Talk about fight or flight during an emergency disaster: I flew...for two years...just flailing about in uncertainty and a depression that went from mild to severe.
Well, let me put you on to game: I would have got my career snapback on much sooner if I had the following essentials on lock before the layoff even happened:
First (Career) Aid
Have at least two motivational and two strategy books on deck to keep you from jumping off the mental ledge.Try Don't Settle for Safe by Sarah Jakes, The Woman Code by Sophia Nelson, and Getting to Yes by Roger Fisher and William Ury. The Power of Broke by Daymond John is another great one to have on hand. You'll need this knowledge when going in to talk severance pay, which can be negotiable. You have to speak up to get a good return on the years you invested your blood, sweat, and tears helping to make that company millions.
I'm also very spiritual, so having my Bible app and devotionals just a tap away was vital.

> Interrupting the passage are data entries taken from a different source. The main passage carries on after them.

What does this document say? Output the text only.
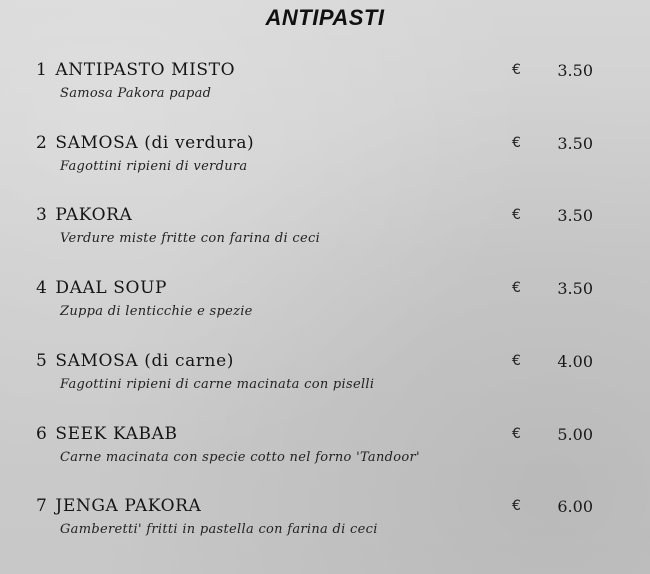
ANTIPASTI
1 ANTIPASTO MISTO
Samosa Pakora papad
€	3.50
2 SAMOSA (di verdura)
Fagottini ripieni di verdura
€	3.50
3 PAKORA
Verdure miste fritte con farina di ceci
€	3.50
4 DAAL SOUP
Zuppa di lenticchie e spezie
€	3.50
5 SAMOSA (di carne)
Fagottini ripieni di carne macinata con piselli
€	4.00
6 SEEK KABAB
Carne macinata con specie cotto nel forno 'Tandoor'
€	5.00
7 JENGA PAKORA
Gamberetti' fritti in pastella con farina di ceci
€	6.00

Your updated resume and an accounting of your career wins should also be in the mix. Just take an hour or so, twice a month, to write down teams you've been part of, promotions, appointments, or awards you've received, and specifics on how you've helped make or save the company money. During the job-seeking process, this helped me when routinely drawing a bitter mental blank after all the crying and wine-drinking.

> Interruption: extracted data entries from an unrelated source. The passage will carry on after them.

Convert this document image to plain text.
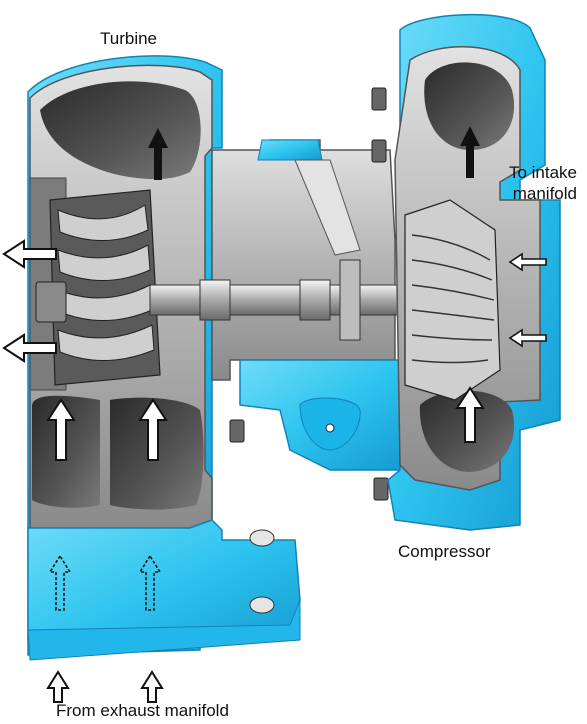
Turbine
To intake
manifold
Compressor
From exhaust manifold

(Financial) Survival Tools
If you've got Instagram but no Bank of America or Chase app, you're hustling backwards. Do a check on that coin, and update those apps.
I was so stuck on the This-Couldn't-be-Happening-to-Me Train, I also hadn't paid much attention to important deets of my accounts and services available to me, i.e. the fees associated with no longer having direct deposit, options for low-interest personal loans, and availability of credit products. Some banks even have programs for mortgage and auto loan holders who have been laid off. Get fond of that dreaded b-word: budgeting---and download apps like Mint and or Wally that can keep you accountable, help you save a rainy-day fund, and remain balanced in enjoying your life while being responsible.
Very important: Having information about your 401k, IRA, or life insurance policies handy is like that emergency condom or tampon you keep in your bag at all times.
A last resort option is to withdraw or transfer funds for emergencies, so you'll want to go ahead and get hip on tax penalties and limits while you have options, not when your back is against the wall. (And yes, there's a thing called whole life insurance where nobody has to go to Glory to cash in.)
My pride kept me from filing for unemployment initially, but it ain't sexy to have options for paying your rent and car note at your fingertips, yet still face eviction or repossession. Keep unemployment insurance information handy---phone numbers, steps on how to file, job programs and offices, and most importantly, your rights. Add to that list: numbers to your health insurance company to talk about COBRA coverage options (Healthcare.org or your HR rep is a good start for this), or your union rep (if you're part of one).
Control the fall-out and snapback after a layoff on your own terms. Though it can be a very challenging and trying time, you can turn it into one of the best moments of your life.